** The US announced new sanctions on entities and people securing machinery for Iran’s defense. The move is meant to weaken Iran’s military amid the conflict, and comes as countries warn Iran is close to developing a nuclear weapon after it increased its production of near weapons-grade uranium.
** A team of chemical engineers at the Massachusetts Institute of Technology has invented a new process to separate crude oil components, potentially bringing forward a replacement that can cut its harmful carbon pollution by 90%.
** Nvidia, through its venture capital arm NVentures, has joined Bill Gates and HD Hyundai in raising $650 million to back TerraPower, Gates’ nuclear power startup founded in 2006 that’s been working on small modular reactor (SMR) technology to standardize, miniaturize, and scale nuclear power.
** A Louisiana bill passed by the state legislature would allow natural gas to be redefined as “green energy” and instruct utility companies to use energy produced using hydrocarbons, the main component of fossil fuels.
** In a lawsuit filed by the Center for Biological Diversity and other petitioners challenging the Environmental Protection Agency’s (EPA) Renewable Fuel Standards (RFS) Program for the years 2023, 2024, and 2025, The United States Court of Appeals for the District of Columbia Circuit found that the EPA’s use of outdated data for greenhouse gas emissions was arbitrary and capricious.
World
** BYD, China’s top producer of electric and plug-in hybrid vehicles, is offering Brazilian car shoppers relatively low-priced options in a market where the green-car movement is still in its infancy. Brazilian auto-industry officials and labor leaders worry that the vast influx of cars from BYD and other Chinese automakers will set back domestic auto production and hurt jobs.

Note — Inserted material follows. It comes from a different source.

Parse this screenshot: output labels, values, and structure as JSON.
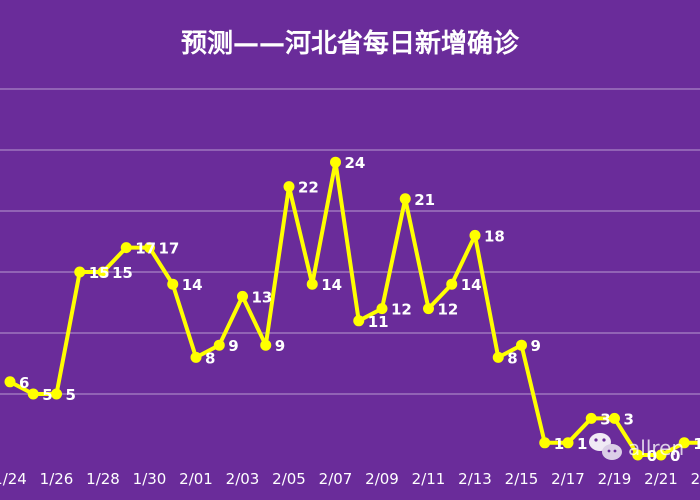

** While no one was killed in the Iranian missile strike on the Weizmann Institute of Science in Israel early Sunday, it caused heavy damage to multiple labs on campus, snuffing out years of scientific research and sending a chilling message to Israeli scientists that they and their expertise are now targets in the escalating conflict with Iran.
** Japan is back in the spotlight for liquefied natural gas producers as the boom in artificial intelligence, rising costs for cleaner energy and a new national energy plan drive appetite for long-term LNG deals.
** Eight suppliers from six states have contributed to an astounding 60-foot-tall superconducting magnet crucial to a fusion experiment in France, according to the Oak Ridge National Laboratory, the agency overseeing the project.